The fact that tumor growth may be developed by extended new blood vessel formation was stated more than a century ago (36). Angiogenesis is a widely multifarious and multistep procedure that increases vascularity (37). One of the more critical regulators of the angiogenesis process is the vascular endothelial growth factor (VEGF) and its receptors (VEGFRs). The vascular endothelial growth factor (VEGF) family are soluble protein growth factors that regulate multiple endothelial cell functions, including mitogenesis (38). Because blood vessels provide oxygen and other essential nutrients for cancer cells, they are essential for the progression and metastasis of solid tumors (39). The fundamental role of VEGF in stimulating tumor angiogenesis and the pathogenesis of different cancers has led to the improvement of agents that aim this pathway as a significant new treatment in cancer therapy (40). In this research, it was determined that differentially expressed gene pairs {FOXM1, PPARA} are involved in the vascular endothelial growth factor signaling pathway.

The Forkhead box protein M1 transcription factor (FOXM1) has been shown to have a crucial function in the cell cycle progress. Recently, a growing number of studies have described FOXM1 as a key oncogenic transcription factor, as it can promote tumor progression (31).

In addition, previous studies have shown that FOXM1 is involved in the development of blood vessels for normal embryonic and fetal tissue (41, 42). Furthermore, several studies have displayed that FOXM1 regulates the expression of genes involved in the vascular endothelial growth factor signaling pathway and promotes angiogenesis in various cancers as well as pulmonary arterial hypertension (42, 43). PPARA is a nuclear protein which belongs to the subfamily of peroxisome proliferator-activated receptors. PPARA was in the gene panel of ColoPrint with overexpression; nevertheless neither this article nor any other article has shown how this gene is involved in the development of colorectal cancer (44). Recently, Berger et al. conducted a study similar to the current research in which they analyzed the gene networks and pathways involved in the growth of cancer cells (45). In their study, they showed indirectly that a gene panel expression including FOXM1 and PPARA along with other genes plays a role in creating a healthy liver. Furthermore, alterations in this panel gene expression pattern are involved in causing various liver diseases.

However, the current study has shown for the first time that differentially expressed gene pairs {FOXM1, PPARA} and {IL2R, CYFIP2} are involved in the vascular endothelial growth factor signaling pathway.

Ribonucleoside diphosphate metabolic process

The second pathway is the ribonucleoside diphosphate metabolic process. In biochemistry, ribonucleotides are considered as the basic building blocks of RNA. They are also involved in other cellular functions such as cell regulation, cell signaling, and the energy currency in organisms through converting ribonucleotides to adenosine triphosphate (ATP) (46). The current study reports for the first time that differentially expressed gene pairs {FOXM1, PPARA} and {IL2R, CYFIP2} are involved in the ribonucleotide diphosphate metabolic process.

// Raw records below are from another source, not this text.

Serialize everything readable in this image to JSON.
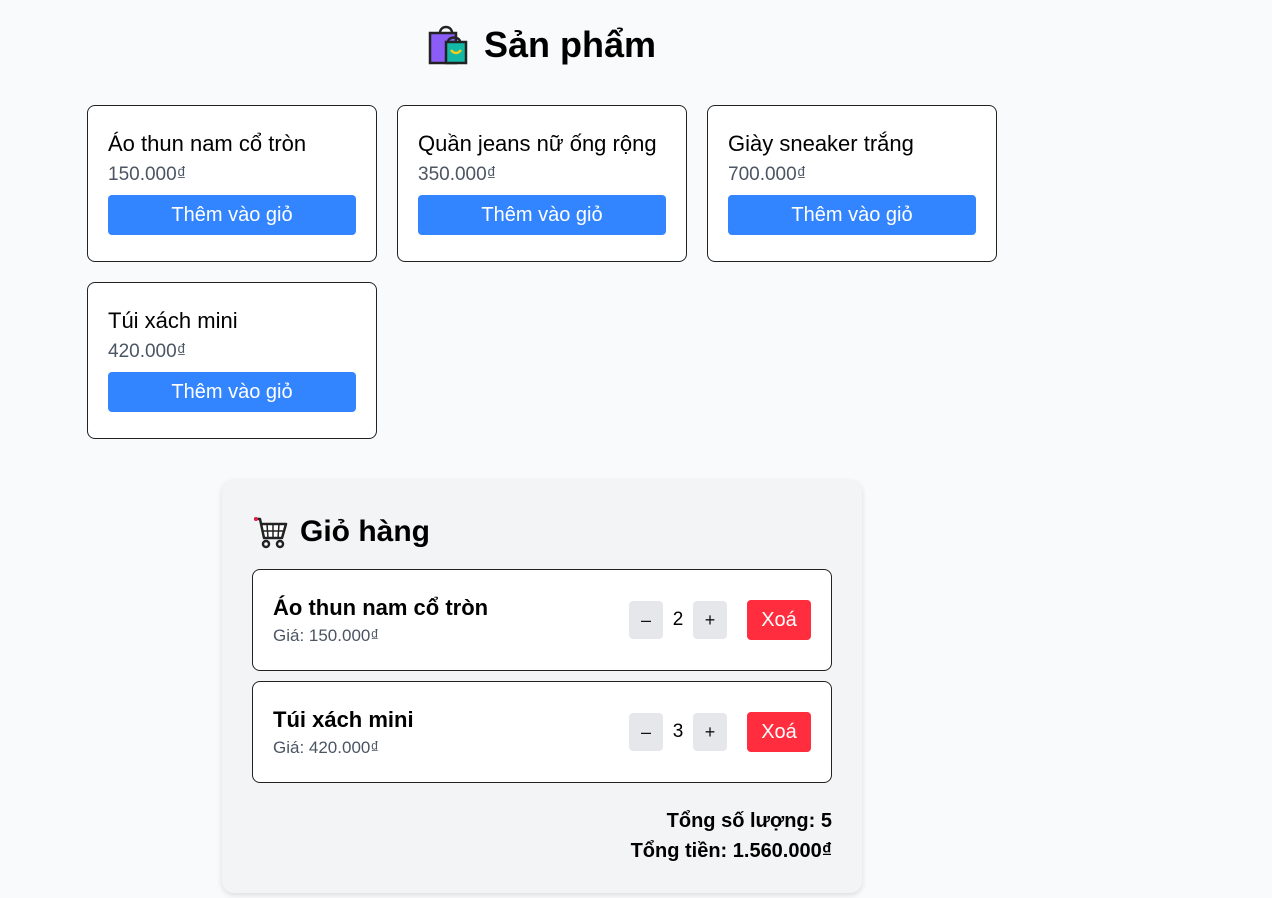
{
  "products_section": {
    "icon": "shopping-bags-icon",
    "title": "Sản phẩm"
  },
  "products": [
    {
      "name": "Áo thun nam cổ tròn",
      "price": "150.000₫",
      "button": "Thêm vào giỏ"
    },
    {
      "name": "Quần jeans nữ ống rộng",
      "price": "350.000₫",
      "button": "Thêm vào giỏ"
    },
    {
      "name": "Giày sneaker trắng",
      "price": "700.000₫",
      "button": "Thêm vào giỏ"
    },
    {
      "name": "Túi xách mini",
      "price": "420.000₫",
      "button": "Thêm vào giỏ"
    }
  ],
  "cart": {
    "icon": "shopping-cart-icon",
    "title": "Giỏ hàng",
    "items": [
      {
        "name": "Áo thun nam cổ tròn",
        "price": "Giá: 150.000₫",
        "decrement": "–",
        "quantity": "2",
        "increment": "+",
        "remove": "Xoá"
      },
      {
        "name": "Túi xách mini",
        "price": "Giá: 420.000₫",
        "decrement": "–",
        "quantity": "3",
        "increment": "+",
        "remove": "Xoá"
      }
    ],
    "total_quantity": "Tổng số lượng: 5",
    "total_price": "Tổng tiền: 1.560.000₫"
  },
  "colors": {
    "primary_button": "#3385ff",
    "danger_button": "#ff2d3d",
    "qty_button": "#e5e7eb",
    "cart_background": "#f3f4f6",
    "page_background": "#f9fafb"
  }
}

This study determined that gene pairs {PYROXD1, BMI1}, {IL2R, CYFIP2}, {MCTP1, PYROXD1}, {FOXM1, PIM3}, {FOXM1, PPARA}, {MCTP1, CTSC}, {PPARA, BMI1}, {PYROXD1, CYFIP2}, {CTSC, IL2R} have cross-shaped co-expression patterns. Furthermore, it was determined that the two gene pairs {IL2R, CYFIP2} and {FOXM1, PPARA} are involved in the vascular endothelial growth factor signaling pathway and the ribonucleotide diphosphate metabolic process, respectively. These two pathways are considered as important biological processes in colorectal cancer. This research displays the significance of focusing on gene relations rather than single genes for understanding the main biological processes and network pathways involved in colorectal cancer.